Expressing the flow of control visually with a flowchart can be a great aid in understanding and communicating the inner logic of a specific algorithm. However, there is at least one drawback of designing algorithms with flowcharts. It is very easy to call for the use of goto statements in the resulting source code. This is so because an arrow in a flowchart represents transfer of control from one part of the program to another. It is tempting and easy to get carried away and draw arrows to all kinds of weird and wonderful places when drawing a flowchart. Many of these jumps can, unless utmost care is taken, only be accomplished in the resulting C# source code through the use of the goto statement and not any of the structured programming elements.
This is one of the reasons why many programmers prefer pseudocode to flowcharts. They force the programmer to think in terms of structured programming elements, because pseudocode is written as lines of text from start to finish; erratic jumps do not easily fit in with this format.
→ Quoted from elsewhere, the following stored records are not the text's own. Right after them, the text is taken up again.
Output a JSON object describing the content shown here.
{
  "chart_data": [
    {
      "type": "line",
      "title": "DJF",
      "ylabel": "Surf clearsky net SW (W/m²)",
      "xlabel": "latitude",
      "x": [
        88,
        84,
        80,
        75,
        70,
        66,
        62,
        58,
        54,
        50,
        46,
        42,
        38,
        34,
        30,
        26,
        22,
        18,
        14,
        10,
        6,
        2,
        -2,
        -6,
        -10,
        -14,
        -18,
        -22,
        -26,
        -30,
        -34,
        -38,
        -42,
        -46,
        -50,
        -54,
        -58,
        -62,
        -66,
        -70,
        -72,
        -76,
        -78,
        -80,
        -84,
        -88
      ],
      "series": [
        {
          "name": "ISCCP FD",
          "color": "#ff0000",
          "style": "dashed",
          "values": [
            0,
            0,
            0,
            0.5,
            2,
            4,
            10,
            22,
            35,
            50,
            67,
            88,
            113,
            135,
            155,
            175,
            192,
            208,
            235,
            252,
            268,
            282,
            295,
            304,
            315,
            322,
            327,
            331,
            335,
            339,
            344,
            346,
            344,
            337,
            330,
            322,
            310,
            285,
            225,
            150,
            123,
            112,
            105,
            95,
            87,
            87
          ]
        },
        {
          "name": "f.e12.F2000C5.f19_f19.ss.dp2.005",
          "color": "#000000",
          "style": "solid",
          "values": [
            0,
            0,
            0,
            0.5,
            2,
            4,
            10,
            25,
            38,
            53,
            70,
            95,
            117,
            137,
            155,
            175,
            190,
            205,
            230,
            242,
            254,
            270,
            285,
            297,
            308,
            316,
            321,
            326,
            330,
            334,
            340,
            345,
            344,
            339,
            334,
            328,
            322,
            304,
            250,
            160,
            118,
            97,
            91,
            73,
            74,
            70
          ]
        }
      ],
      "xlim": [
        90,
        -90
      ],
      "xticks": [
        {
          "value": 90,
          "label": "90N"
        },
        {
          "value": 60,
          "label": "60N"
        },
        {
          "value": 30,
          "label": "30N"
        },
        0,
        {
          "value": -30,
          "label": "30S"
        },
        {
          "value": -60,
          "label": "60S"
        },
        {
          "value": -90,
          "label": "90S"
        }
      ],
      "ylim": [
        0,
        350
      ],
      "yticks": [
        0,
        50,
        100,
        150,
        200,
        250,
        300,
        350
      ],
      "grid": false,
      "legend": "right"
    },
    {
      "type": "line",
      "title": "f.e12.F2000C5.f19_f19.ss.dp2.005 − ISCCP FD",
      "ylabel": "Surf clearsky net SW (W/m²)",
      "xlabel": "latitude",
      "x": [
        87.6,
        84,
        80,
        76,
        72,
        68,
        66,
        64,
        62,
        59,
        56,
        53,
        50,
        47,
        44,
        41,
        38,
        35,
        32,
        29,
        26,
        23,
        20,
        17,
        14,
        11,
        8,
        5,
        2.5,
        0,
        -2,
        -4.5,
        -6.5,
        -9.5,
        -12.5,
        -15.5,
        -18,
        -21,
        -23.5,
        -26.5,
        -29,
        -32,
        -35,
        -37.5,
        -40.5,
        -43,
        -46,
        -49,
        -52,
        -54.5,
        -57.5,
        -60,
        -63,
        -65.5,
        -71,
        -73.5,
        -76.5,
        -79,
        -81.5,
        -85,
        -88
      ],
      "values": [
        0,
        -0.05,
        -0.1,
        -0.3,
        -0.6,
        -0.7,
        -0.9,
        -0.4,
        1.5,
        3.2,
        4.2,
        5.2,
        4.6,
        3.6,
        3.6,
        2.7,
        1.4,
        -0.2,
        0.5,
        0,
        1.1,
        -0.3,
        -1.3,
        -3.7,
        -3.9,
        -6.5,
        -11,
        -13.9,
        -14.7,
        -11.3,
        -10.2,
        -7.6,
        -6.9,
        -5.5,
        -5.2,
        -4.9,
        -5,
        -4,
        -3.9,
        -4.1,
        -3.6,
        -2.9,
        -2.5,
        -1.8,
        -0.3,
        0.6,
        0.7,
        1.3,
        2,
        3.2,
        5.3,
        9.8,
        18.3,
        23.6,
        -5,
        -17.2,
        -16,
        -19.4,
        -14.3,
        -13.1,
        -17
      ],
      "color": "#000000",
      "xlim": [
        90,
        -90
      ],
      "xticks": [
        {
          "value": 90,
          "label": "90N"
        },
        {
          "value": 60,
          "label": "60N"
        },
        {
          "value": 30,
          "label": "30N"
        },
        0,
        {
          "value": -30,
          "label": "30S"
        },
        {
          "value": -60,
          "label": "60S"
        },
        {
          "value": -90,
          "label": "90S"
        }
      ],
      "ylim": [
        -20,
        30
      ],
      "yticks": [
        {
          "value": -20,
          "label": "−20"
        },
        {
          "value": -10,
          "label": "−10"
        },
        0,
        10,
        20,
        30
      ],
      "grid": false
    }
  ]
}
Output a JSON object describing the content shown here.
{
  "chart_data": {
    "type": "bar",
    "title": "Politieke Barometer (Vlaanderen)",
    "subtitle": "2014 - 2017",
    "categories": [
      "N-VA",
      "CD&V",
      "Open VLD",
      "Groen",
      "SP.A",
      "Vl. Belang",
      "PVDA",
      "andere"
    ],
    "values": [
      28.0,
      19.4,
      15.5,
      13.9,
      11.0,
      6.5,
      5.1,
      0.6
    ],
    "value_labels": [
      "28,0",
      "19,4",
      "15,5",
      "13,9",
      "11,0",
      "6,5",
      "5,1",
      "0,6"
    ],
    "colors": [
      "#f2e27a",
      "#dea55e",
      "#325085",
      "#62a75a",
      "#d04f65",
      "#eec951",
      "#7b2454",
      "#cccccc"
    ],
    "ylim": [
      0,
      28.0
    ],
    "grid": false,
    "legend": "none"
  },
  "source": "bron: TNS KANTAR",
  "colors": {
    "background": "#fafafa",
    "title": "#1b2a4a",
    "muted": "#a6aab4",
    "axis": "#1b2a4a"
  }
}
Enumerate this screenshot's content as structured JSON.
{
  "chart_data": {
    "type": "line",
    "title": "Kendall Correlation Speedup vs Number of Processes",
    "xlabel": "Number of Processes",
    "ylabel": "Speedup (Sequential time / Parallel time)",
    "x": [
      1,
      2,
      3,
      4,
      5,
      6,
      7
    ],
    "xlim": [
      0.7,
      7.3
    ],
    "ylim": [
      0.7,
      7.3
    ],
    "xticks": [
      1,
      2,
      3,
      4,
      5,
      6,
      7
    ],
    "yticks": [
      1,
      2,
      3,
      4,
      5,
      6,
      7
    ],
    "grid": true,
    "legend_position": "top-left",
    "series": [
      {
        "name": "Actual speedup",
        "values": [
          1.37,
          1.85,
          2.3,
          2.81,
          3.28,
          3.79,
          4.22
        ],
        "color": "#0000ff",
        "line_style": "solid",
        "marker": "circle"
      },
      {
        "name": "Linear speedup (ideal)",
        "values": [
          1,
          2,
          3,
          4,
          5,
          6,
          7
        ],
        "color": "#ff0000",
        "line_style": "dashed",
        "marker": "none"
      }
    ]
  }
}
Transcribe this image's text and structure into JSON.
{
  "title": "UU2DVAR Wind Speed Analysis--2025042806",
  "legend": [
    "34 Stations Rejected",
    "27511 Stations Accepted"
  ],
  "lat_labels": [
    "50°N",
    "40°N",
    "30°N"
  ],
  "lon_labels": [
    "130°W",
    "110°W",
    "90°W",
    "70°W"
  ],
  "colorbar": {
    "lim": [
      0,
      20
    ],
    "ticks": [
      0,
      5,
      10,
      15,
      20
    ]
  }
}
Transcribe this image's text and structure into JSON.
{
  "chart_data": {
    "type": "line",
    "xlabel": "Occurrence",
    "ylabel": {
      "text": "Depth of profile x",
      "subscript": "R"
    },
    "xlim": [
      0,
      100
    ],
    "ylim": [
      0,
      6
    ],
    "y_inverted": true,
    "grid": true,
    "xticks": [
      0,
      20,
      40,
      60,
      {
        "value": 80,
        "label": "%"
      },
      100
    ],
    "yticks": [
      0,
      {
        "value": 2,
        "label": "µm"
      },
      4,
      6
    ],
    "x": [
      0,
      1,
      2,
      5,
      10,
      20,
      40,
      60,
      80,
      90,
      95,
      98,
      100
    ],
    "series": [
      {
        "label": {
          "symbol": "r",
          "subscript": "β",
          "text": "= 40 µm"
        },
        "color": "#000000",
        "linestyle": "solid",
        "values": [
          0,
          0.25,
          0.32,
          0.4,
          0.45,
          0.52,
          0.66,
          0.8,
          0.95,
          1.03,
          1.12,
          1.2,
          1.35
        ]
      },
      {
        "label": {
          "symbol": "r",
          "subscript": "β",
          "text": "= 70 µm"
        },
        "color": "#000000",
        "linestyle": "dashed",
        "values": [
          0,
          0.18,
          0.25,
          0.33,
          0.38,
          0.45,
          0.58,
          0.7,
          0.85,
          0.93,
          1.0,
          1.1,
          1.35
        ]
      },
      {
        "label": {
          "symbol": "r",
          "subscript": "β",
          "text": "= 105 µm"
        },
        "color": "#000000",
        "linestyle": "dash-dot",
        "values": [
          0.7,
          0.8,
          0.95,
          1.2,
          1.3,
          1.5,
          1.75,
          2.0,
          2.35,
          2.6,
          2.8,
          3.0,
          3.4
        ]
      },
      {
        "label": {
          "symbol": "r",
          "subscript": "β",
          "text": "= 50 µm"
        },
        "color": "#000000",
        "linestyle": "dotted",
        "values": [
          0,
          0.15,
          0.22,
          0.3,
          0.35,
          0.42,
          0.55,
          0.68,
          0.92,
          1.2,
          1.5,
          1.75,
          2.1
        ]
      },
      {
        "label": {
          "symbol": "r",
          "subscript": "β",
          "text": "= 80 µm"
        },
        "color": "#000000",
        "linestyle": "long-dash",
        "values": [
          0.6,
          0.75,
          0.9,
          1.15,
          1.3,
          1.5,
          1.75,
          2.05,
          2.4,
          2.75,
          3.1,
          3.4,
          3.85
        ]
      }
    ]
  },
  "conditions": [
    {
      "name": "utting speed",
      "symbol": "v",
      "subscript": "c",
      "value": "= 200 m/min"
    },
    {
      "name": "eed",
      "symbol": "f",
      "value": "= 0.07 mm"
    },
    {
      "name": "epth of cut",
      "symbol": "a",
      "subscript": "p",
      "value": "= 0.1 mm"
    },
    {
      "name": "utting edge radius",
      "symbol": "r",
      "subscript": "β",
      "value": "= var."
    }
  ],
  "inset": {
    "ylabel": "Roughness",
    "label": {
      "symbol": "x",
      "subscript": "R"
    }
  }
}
During the 1960s and 70s, computer scientists showed that any logic implemented by using goto statements could be implemented by a combination of the structured constructs discussed here. Because programmers then had no excuse for using goto statements in languages containing the structured constructs, the structured programming movement became synonymous with a crusade against the evil goto statement.
break, continue, and Structured Programming
The effects achieved by applying the break and continue statements inside iteration statements can be achieved by a combination of the basic structured constructs (while, do-while, for, if-else, and switch). Some programmers believe break and continue breach the intent of structured programming and never use them. Other programmers argue that break and continue, when correctly applied, produce faster programs. Often, the best route to follow in this situation is first to write the source as clearly and correctly as possible (minimizing the use of break and continue), disregarding the speed of execution. If needed, tuning can then be performed at a later stage.